Coinvolge indirettamente anche il Canavese l'inchiesta della guardia di finanza di Udine a carico della «Sereni Orizzonti», società friulana che gestisce numerose case di riposo. Tra queste, quelle di Settimo Vittone e Piverone. Una terza, in Canavese, è in fase di costruzione a Torrazza. La guardia di finanza ha effettuato perquisizioni e sequestri. Nel torinese un uomo di 50 anni è stato arrestato e un altro, di 37, è al momento indagato nell'ambito della stessa inchiesta.

Secondo le indagini la società avrebbe percepito contributi pubblici illeciti per oltre dieci milioni di euro presentando alle azienda sanitarie rendicontazioni non veritiere relative agli standard quantitativi e qualitativi dei servizi assicurati agli anziani ospiti delle strutture. Si sarebbe quindi configurata una truffa ai danni delle Regioni.
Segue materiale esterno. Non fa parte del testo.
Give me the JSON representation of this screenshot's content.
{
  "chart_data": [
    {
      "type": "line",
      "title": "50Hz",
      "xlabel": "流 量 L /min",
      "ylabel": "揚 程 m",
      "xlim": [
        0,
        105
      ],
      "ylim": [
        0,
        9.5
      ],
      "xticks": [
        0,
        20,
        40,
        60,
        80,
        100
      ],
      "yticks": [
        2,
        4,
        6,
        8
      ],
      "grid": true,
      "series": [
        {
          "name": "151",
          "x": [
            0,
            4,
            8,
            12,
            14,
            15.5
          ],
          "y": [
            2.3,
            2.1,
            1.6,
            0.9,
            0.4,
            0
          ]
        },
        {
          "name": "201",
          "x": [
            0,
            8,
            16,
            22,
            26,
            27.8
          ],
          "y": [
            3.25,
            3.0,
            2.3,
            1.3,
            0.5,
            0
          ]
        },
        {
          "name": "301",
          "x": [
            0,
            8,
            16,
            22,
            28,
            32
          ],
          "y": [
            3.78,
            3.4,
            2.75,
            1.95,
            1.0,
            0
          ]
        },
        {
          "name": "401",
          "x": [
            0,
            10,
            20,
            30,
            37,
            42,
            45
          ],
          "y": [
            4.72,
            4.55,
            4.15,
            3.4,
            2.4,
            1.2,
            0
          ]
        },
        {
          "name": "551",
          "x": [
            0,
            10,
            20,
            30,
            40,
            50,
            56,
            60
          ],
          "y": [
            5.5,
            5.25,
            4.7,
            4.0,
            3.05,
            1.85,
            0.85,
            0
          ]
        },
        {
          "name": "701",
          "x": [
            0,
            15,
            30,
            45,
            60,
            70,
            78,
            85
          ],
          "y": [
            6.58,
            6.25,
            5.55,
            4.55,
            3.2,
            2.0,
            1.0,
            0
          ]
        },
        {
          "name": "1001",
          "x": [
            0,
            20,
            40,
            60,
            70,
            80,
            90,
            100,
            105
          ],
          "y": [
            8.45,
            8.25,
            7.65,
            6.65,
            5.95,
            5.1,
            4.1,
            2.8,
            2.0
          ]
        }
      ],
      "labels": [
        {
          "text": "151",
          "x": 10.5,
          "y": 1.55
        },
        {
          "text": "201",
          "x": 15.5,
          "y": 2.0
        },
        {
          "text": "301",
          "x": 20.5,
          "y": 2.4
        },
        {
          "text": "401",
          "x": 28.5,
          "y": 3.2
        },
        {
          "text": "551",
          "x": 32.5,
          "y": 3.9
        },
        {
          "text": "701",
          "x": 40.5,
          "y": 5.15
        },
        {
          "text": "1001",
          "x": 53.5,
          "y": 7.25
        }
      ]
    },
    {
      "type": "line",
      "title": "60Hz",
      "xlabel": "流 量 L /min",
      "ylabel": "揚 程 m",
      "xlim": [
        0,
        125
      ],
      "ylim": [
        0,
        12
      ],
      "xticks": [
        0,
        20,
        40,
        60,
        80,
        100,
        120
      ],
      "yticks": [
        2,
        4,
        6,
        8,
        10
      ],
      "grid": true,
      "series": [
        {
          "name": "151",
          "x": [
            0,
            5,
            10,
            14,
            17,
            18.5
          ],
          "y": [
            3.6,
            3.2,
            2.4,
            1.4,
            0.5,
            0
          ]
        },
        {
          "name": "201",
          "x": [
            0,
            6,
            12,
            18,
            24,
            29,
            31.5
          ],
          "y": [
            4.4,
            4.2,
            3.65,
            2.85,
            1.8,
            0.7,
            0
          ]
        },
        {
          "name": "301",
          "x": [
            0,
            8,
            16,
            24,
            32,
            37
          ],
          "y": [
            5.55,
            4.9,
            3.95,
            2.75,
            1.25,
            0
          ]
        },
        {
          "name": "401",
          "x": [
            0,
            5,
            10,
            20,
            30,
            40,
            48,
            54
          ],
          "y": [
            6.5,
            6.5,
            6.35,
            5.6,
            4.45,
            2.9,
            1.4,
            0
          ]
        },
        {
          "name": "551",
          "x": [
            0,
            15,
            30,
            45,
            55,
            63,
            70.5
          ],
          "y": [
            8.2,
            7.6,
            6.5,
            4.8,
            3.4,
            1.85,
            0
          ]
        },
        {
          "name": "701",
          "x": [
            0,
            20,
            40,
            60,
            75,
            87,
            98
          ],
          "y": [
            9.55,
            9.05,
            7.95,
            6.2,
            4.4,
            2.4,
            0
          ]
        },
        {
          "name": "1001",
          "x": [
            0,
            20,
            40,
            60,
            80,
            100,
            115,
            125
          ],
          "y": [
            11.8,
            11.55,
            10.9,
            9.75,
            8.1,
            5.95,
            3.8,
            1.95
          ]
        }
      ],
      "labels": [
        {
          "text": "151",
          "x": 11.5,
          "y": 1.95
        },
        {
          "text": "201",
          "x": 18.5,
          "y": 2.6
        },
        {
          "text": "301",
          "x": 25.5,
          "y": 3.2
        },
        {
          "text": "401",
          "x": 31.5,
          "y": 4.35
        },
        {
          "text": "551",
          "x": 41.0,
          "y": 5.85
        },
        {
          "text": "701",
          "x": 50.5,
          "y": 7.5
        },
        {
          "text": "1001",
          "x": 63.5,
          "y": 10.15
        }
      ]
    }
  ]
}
Secondo la procura di Udine, comunque, questo meccanismo non avrebbe riguardato le case di riposo che l'azienda gestisce in Canavese.

«I provvedimenti giudiziari eseguiti questa mattina hanno colpito il vertice nonché manager e funzionari di un’azienda di primaria importanza nel suo settore, che dà lavoro a oltre 3000 dipendenti e che fornisce servizi sanitario-assistenziali a 5600 anziani ospitati in 80 strutture - fanno sapere con una nota da Sereni Orizzonti - il fascicolo dell’inchiesta non contiene alcuna prova documentale in relazione all’ipotesi di reato contestato e siamo certi che in sede giudiziaria verrà riconosciuta l’innocenza sia dell’azionista di riferimento sia dei collaboratori della società».

«Quanto è avvenuto non ha peraltro interrotto in alcun modo la normale attività nella sede centrale di Udine così come in tutte le nostre strutture - aggiungono dalla società - abbiamo già messo a disposizione dell’autorità giudiziaria la somma sequestrata a titolo cautelativo e confermiamo che quanto è accaduto non ha in alcun modo compromesso la solidità economico-finanziaria del gruppo, che resta in grado di adempiere a tutti i suoi impegni».